Football and Basketball, because of the high number of points scored in both sports, give the bettor the option of betting against the spread. Baseball does not offer up the same option because of the minimal numbers scored in games.
So how do you know what side of the spread to bet on, the favorite or the underdog? The truth is that most teams are usually right around 50 percent when it comes to covering the spread. Now understand that this can be either a team that is on a championship run or on their way to the corner store for a lottery ticket.
What you need to do is be adept at honing in on the right situations.
For example, there is an old adage that if you can find a home team that's playing as an underdog - often times called a "Home Dog" you might want to look into that game and lay some money down. Remember, a team doesn't have to win, only cover the spread.
When looking at the paper or the Internet for point spreads, you will usually see something like this: Sonics -3 Vs. Detroit. The -3 means that Sonics are GIVING three points to Detroit. Whichever team has the minus symbol in front of it is the favored team. In contrast, if you see: Detroit +3, this means that the Pistons are GETTING three points and are the underdog.
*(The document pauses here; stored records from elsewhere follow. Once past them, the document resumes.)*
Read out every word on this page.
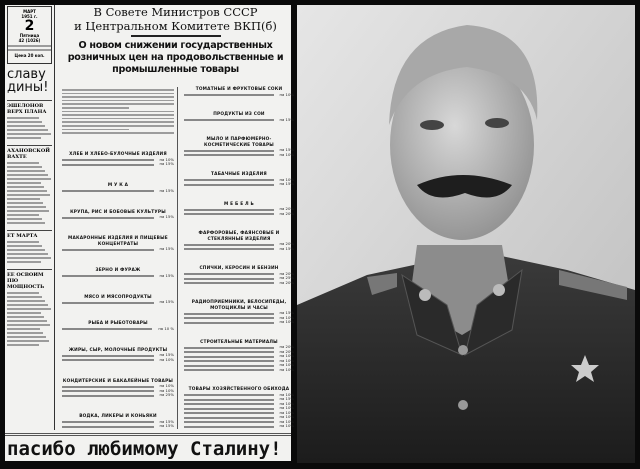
МАРТ
1951 г.
2
Пятница
42 (1026)
Цена 20 коп.
славу дины!
ЭШЕЛОНОВ ВЕРХ ПЛАНА
АХАНОВСКОЙ ВАХТЕ
ЕТ МАРТА
ЕЕ ОСВОИМ ПЮ МОЩНОСТЬ
В Совете Министров СССР
и Центральном Комитете ВКП(б)
О новом снижении государственных розничных цен на продовольственные и промышленные товары
ХЛЕБ И ХЛЕБО-БУЛОЧНЫЕ ИЗДЕЛИЯ
на 10%
на 15%
М У К А
на 15%
КРУПА, РИС И БОБОВЫЕ КУЛЬТУРЫ
на 15%
МАКАРОННЫЕ ИЗДЕЛИЯ И ПИЩЕВЫЕ КОНЦЕНТРАТЫ
на 15%
ЗЕРНО И ФУРАЖ
на 15%
МЯСО И МЯСОПРОДУКТЫ
на 15%
РЫБА И РЫБОТОВАРЫ
на 10 %
ЖИРЫ, СЫР, МОЛОЧНЫЕ ПРОДУКТЫ
на 15%
на 10%
КОНДИТЕРСКИЕ И БАКАЛЕЙНЫЕ ТОВАРЫ
на 10%
на 10%
на 25%
ВОДКА, ЛИКЕРЫ И КОНЬЯКИ
на 15%
на 15%
ТОМАТНЫЕ И ФРУКТОВЫЕ СОКИ
на 10%
ПРОДУКТЫ ИЗ СОИ
на 15%
МЫЛО И ПАРФЮМЕРНО-КОСМЕТИЧЕСКИЕ ТОВАРЫ
на 15%
на 10%
ТАБАЧНЫЕ ИЗДЕЛИЯ
на 10%
на 15%
М Е Б Е Л Ь
на 20%
на 20%
ФАРФОРОВЫЕ, ФАЯНСОВЫЕ И СТЕКЛЯННЫЕ ИЗДЕЛИЯ
на 20%
на 15%
СПИЧКИ, КЕРОСИН И БЕНЗИН
на 20%
на 25%
на 20%
РАДИОПРИЕМНИКИ, ВЕЛОСИПЕДЫ, МОТОЦИКЛЫ И ЧАСЫ
на 15%
на 10%
на 10%
СТРОИТЕЛЬНЫЕ МАТЕРИАЛЫ
на 20%
на 20%
на 10%
на 10%
на 10%
на 10%
ТОВАРЫ ХОЗЯЙСТВЕННОГО ОБИХОДА
на 10%
на 15%
на 10%
на 10%
на 10%
на 10%
на 10%
на 10%
пасибо любимому Сталину!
So how can you figure out who will cover the spread that night? Well, Doc's Sports has been studying this business for decades now and have their own formulas for success, but you can cook up a little brew as well. By doing your homework and taking a couple of dry runs, you will find what kind of point spreads you identify as "weak".
For some, football Sundays give one an entire week to analyze injuries, potential, weather - anything and everything. The lines (point spreads) in these games sometimes change from when they are set at the beginning of the week because of the amount of money being bet on either side. So, if you see a line that interests you when it comes out, if it seems extremely high or low, jump on it before it moves.
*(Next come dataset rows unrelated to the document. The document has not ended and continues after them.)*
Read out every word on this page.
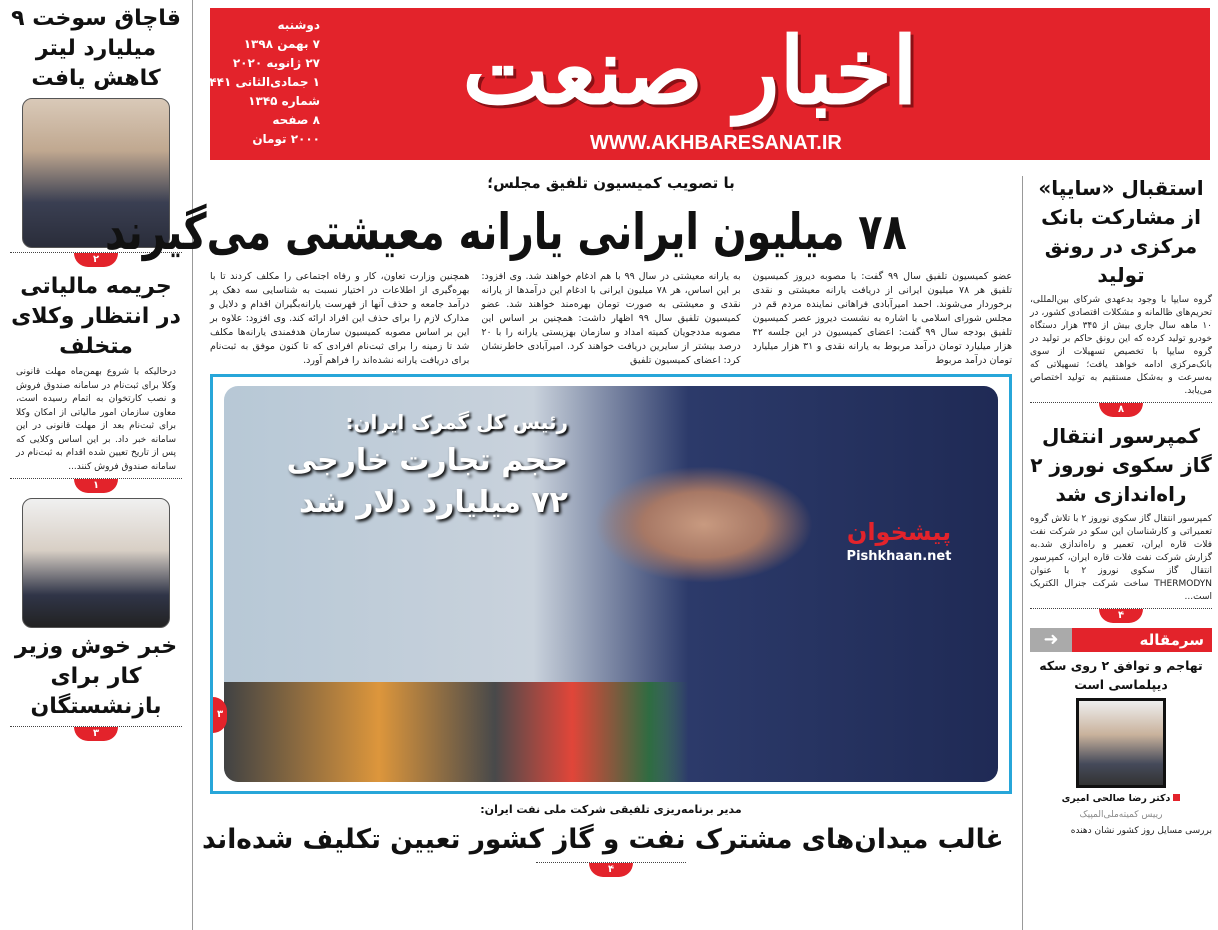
اخبار صنعت
WWW.AKHBARESANAT.IR
دوشنبه
۷ بهمن ۱۳۹۸
۲۷ ژانویه ۲۰۲۰
۱ جمادی‌الثانی ۱۴۴۱
شماره ۱۳۴۵
۸ صفحه
۲۰۰۰ تومان
قاچاق سوخت ۹ میلیارد لیتر کاهش یافت
۲
جریمه مالیاتی در انتظار وکلای متخلف
درحالیکه با شروع بهمن‌ماه مهلت قانونی وکلا برای ثبت‌نام در سامانه صندوق فروش و نصب کارتخوان به اتمام رسیده است، معاون سازمان امور مالیاتی از امکان وکلا برای ثبت‌نام بعد از مهلت قانونی در این سامانه خبر داد. بر این اساس وکلایی که پس از تاریخ تعیین شده اقدام به ثبت‌نام در سامانه صندوق فروش کنند...
۱
خبر خوش وزیر کار برای بازنشستگان
۳
با تصویب کمیسیون تلفیق مجلس؛
۷۸ میلیون ایرانی یارانه معیشتی می‌گیرند
عضو کمیسیون تلفیق سال ۹۹ گفت: با مصوبه دیروز کمیسیون تلفیق هر ۷۸ میلیون ایرانی از دریافت یارانه معیشتی و نقدی برخوردار می‌شوند. احمد امیرآبادی فراهانی نماینده مردم قم در مجلس شورای اسلامی با اشاره به نشست دیروز عصر کمیسیون تلفیق بودجه سال ۹۹ گفت: اعضای کمیسیون در این جلسه ۴۲ هزار میلیارد تومان درآمد مربوط به یارانه نقدی و ۳۱ هزار میلیارد تومان درآمد مربوط
به یارانه معیشتی در سال ۹۹ با هم ادغام خواهند شد. وی افزود: بر این اساس، هر ۷۸ میلیون ایرانی با ادغام این درآمدها از یارانه نقدی و معیشتی به صورت تومان بهره‌مند خواهند شد. عضو کمیسیون تلفیق سال ۹۹ اظهار داشت: همچنین بر اساس این مصوبه مددجویان کمیته امداد و سازمان بهزیستی یارانه را با ۲۰ درصد بیشتر از سایرین دریافت خواهند کرد. امیرآبادی خاطرنشان کرد: اعضای کمیسیون تلفیق
همچنین وزارت تعاون، کار و رفاه اجتماعی را مکلف کردند تا با بهره‌گیری از اطلاعات در اختیار نسبت به شناسایی سه دهک پر درآمد جامعه و حذف آنها از فهرست یارانه‌بگیران اقدام و دلایل و مدارک لازم را برای حذف این افراد ارائه کند. وی افزود: علاوه بر این بر اساس مصوبه کمیسیون سازمان هدفمندی یارانه‌ها مکلف شد تا زمینه را برای ثبت‌نام افرادی که تا کنون موفق به ثبت‌نام برای دریافت یارانه نشده‌اند را فراهم آورد.
رئیس کل گمرک ایران:
حجم تجارت خارجی
۷۲ میلیارد دلار شد
پیشخوان
Pishkhaan.net
۳
مدیر برنامه‌ریزی تلفیقی شرکت ملی نفت ایران:
غالب میدان‌های مشترک نفت و گاز کشور تعیین تکلیف شده‌اند
۴
استقبال «سایپا» از مشارکت بانک مرکزی در رونق تولید
گروه سایپا با وجود بدعهدی شرکای بین‌المللی، تحریم‌های ظالمانه و مشکلات اقتصادی کشور، در ۱۰ ماهه سال جاری بیش از ۳۴۵ هزار دستگاه خودرو تولید کرده که این رونق حاکم بر تولید در گروه سایپا با تخصیص تسهیلات از سوی بانک‌مرکزی ادامه خواهد یافت؛ تسهیلاتی که به‌سرعت و به‌شکل مستقیم به تولید اختصاص می‌یابد.
۸
کمپرسور انتقال گاز سکوی نوروز ۲ راه‌اندازی شد
کمپرسور انتقال گاز سکوی نوروز ۲ با تلاش گروه تعمیراتی و کارشناسان این سکو در شرکت نفت فلات قاره ایران، تعمیر و راه‌اندازی شد.به گزارش شرکت نفت فلات قاره ایران، کمپرسور انتقال گاز سکوی نوروز ۲ با عنوان THERMODYN ساخت شرکت جنرال الکتریک است...
۴
➜	سرمقاله
تهاجم و توافق ۲ روی سکه دیپلماسی است
دکتر رضا صالحی امیری
رییس کمیته‌ملی‌المپیک
بررسی مسایل روز کشور نشان دهنده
The same holds true for NBA betting. The first lines here are called overnight lines because they are set the night before the game. They change quickly, so stay on top of the lines to get the best action you can.
Before the proliferation of Internet information, most of these line moves were held within the secret smoky lounges of the Vegas big shot's, but in the modern world, you have almost as much information as they do. Be sure to take advantage of each piece of information available to you, because you can be sure the people setting the point spreads are doing the same thing.
Before you jump right in and try for real, take a week to practice how to bet point spreads. Pick five games a night and see if you can pick who will cover and who won't. See what patterns develop and what you're best at. Remember, doing it with money is no different other then the pressure you feel, so take the same strategy and nerves into your real betting world as you did in your practice realm.
Find yourself a team and follow it for a few weeks to see how they do against the spreads. If you can pick out a pattern and see a trap game looming for them, you could cash in because you did your homework and found the pattern.
Study which coaches like to run up the score, who were friends before they coached against each other, which games are rivalries, what happened the game before - everything and anything goes into making a spread.
It's up to you to find the information that will navigate you through the matrix and to the cashier's window.